Tellingly, Jah-Monte’s never self-deprecating. He checks himself now and then, like during the chorus of “So You Really Don’t Miss Me?,” when he implores, “If you love me, tell me you sorry that it got ugly,” to which singer Wild Recluse replies, “I ain’t sorry,” with a sultry croon. But his good-natured goofiness projects confidence; Jah-Monte knows—and loves—himself enough to recognize his flaws and weaknesses, laughing about fucking up checks on dates that go nowhere, yearning for permission to cheat on his girl, or realizing he’s taken too many shots at the rap show to be coherent.

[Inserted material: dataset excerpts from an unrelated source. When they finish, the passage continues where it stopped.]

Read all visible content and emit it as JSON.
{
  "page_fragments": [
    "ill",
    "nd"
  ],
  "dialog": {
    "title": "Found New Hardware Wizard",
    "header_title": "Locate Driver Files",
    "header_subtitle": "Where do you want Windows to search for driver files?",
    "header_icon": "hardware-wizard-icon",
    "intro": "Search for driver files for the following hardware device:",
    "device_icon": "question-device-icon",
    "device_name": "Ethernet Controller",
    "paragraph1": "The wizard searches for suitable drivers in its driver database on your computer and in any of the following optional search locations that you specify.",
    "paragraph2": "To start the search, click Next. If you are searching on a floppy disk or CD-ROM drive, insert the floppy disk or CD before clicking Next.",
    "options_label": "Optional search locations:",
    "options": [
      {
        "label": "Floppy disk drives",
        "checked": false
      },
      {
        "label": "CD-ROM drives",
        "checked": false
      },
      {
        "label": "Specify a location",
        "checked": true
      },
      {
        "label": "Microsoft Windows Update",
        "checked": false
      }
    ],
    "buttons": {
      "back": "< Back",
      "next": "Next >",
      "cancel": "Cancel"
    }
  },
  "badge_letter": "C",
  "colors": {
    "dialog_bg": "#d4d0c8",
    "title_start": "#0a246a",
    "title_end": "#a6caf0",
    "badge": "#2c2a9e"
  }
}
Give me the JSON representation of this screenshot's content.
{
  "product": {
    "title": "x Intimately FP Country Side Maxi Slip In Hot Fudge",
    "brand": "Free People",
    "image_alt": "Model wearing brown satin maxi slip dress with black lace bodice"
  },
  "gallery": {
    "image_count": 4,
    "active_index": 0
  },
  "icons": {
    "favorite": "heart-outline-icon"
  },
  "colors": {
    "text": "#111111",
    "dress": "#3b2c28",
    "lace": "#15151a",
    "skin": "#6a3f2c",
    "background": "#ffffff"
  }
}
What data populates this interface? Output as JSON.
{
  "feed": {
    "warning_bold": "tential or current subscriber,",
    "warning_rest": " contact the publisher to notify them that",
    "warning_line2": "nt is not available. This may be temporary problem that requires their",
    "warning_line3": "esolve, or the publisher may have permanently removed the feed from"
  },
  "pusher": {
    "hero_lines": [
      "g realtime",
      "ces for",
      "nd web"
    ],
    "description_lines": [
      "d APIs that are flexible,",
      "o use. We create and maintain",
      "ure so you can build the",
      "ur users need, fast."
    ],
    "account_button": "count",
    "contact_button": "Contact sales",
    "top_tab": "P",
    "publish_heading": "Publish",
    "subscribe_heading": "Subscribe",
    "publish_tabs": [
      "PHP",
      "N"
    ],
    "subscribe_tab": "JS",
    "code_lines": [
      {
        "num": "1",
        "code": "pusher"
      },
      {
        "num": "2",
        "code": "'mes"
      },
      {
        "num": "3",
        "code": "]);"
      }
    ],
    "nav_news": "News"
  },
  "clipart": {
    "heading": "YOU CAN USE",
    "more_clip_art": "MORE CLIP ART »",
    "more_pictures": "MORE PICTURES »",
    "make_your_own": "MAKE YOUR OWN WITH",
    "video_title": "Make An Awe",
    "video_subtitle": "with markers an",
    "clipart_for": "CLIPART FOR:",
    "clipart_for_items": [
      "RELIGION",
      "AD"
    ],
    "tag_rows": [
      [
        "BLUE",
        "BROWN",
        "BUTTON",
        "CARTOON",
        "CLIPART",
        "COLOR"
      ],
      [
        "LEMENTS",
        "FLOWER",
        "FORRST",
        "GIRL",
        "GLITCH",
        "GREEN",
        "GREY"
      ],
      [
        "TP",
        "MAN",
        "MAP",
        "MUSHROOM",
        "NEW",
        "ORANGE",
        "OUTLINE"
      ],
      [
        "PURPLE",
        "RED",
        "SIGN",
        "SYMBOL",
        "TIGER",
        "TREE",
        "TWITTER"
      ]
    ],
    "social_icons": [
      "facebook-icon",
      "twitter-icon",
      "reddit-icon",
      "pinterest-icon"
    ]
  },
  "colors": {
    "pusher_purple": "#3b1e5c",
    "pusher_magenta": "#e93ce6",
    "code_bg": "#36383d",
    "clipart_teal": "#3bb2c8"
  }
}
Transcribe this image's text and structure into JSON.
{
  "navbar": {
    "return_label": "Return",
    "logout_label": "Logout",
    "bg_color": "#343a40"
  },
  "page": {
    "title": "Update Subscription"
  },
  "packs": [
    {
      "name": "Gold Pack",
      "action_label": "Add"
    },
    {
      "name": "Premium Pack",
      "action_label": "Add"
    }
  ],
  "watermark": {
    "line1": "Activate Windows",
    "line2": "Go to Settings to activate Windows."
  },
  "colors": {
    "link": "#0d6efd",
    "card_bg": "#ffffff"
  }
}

That self-awareness helps him sell otherwise corny lines like “If I was Adam Sandler, I’d press rewind,” or the grinning bossa nova breakup tale on “Let Me Reflect / Uber From O’Hare.”

You also hear that confidence in his across-the-map beat selection, which ranges from Donuts-esque sidechain workouts to diaphanous cloud rap to druggy Southern thump, often in the same song. And like the hairpin turns in the production all across the album, Jah-Monte approaches themes from different angles and pivots without breaking a sweat. On tracks like “Drunk Nights In Edgewood (IMYSM)” and “Nah, You’re Mad Extra,” he hits a pattern similar to Freddie Gibbs’ double-time trance-state fluidity, with syllables flaring at the ends of bars like a jazz drummer hitting an open hi-hat. His most mesmerizing display comes on the first half of “Flewed Out, All Expenses Is Paid For,” performing like a runner who didn’t hear the starting shot. Each word drags behind the beat, creating a buoyant counterrhythm to Laron’s choppy boom-bap, sitting comfortably in time but landing where you’d least expect. As of Now is a virtuosic showing, and at no point does it feel like Jah-Monte is stretching past his limits.

The subject matter might not be breaking any new ground here; at their core, these are songs about the lengths he goes to get laid and the shady things he’s done to get paid. But no matter how strange, or sad, or dark his stories get, Jah-Monte raps like you’re also in on the joke. Throughout As of Now, he extols the virtue of believing in yourself, but recognizes that getting there—and staying there—sometimes feels silly. In a crowded pool of young rappers who dissect their feelings, unsure of whether there’s any underlying meaning, Jah-Monte comes off as the true existentialist: If you can’t laugh at yourself, what’s the point?